TELENOVELA/A SAPATADA

Sapatada ou sifu? Eis a questão

Por PERSIO PRESOTTO

Não acompanhei absolutamente nada do noticiário esportivo de uma semana pra cá! Com o final do Campeonato Brasileiro optei por me desligar um pouco e acompanhar, pelo menos por um momento, outros casos e assuntos.

Aos noveleiros, em especial aos que acompanham "A Favorita", de João Emanoel Carneiro, deixo minha indignação e solidariedade pela morte de Gonçalo (Mauro Mendonça).

A cena da morte do velho empresário, dono do Grupo Fontini, foi maravilhosa no que diz respeito à dramaturgia e, ao mesmo tempo, aterrorizante, capaz de nos deixar revoltados e com vontade de mandar a Flora sifu!

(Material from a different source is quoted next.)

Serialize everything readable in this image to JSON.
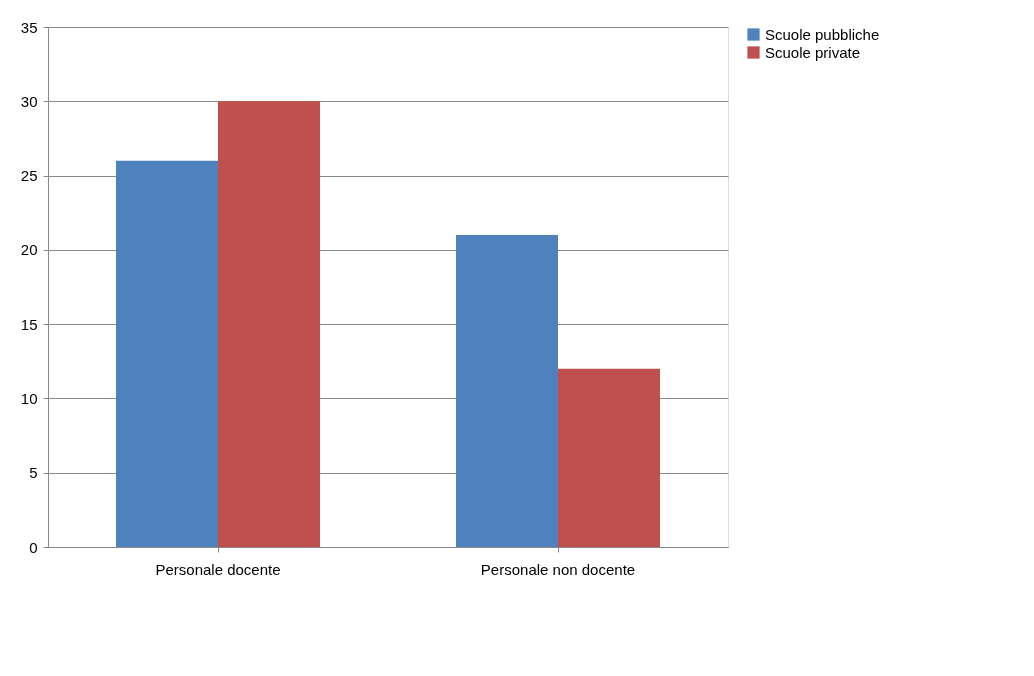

Enquanto assistia as cenas - completamente estarrecido - com dó do pobre homem já no chão, totalmente entregue, passei mal com a alegria, o deboche de Flora (Patrícia Pillar). Tive de tomar uns três copos d´água para voltar ao normal. Fiquei bastante chocado com o modo que tudo se desenrolou!

No que se refere às novelas, não sou tão garoto assim, acompanhei, por exemplo, a cruel Odete Roitman, de Beatriz Segall, em "Vale Tudo", nos anos 80. E quer saber? Hoje, vendo a Flora, de Patrícia Pillar, acho a Odete uma aprendiz de vilã. Até a Nazaré, de Renata Sorrah, em "Senhora do Destino", fica no chinelo.

E por falar em chinelo, a Flora bem que podia ser George Walker Bush um dia para levar uma sapatada! Mas, ao contrário do que aconteceu no Iraque, o jornalista - Zé Bob, de Carmo dalla Vecchia - que atirar o sapato não poderá errar!

Terá de acertar em cheio, bem nas fuças da vilã!

Tá aí, sem querer, acabo de ter uma idéia de enquete para este Mandando Pra Rede: O que você faria com a Flora - atirava o sapato ou mandava sifu?

O final, você decide, a partir de hoje, no MPR...

Bom Natal a todos!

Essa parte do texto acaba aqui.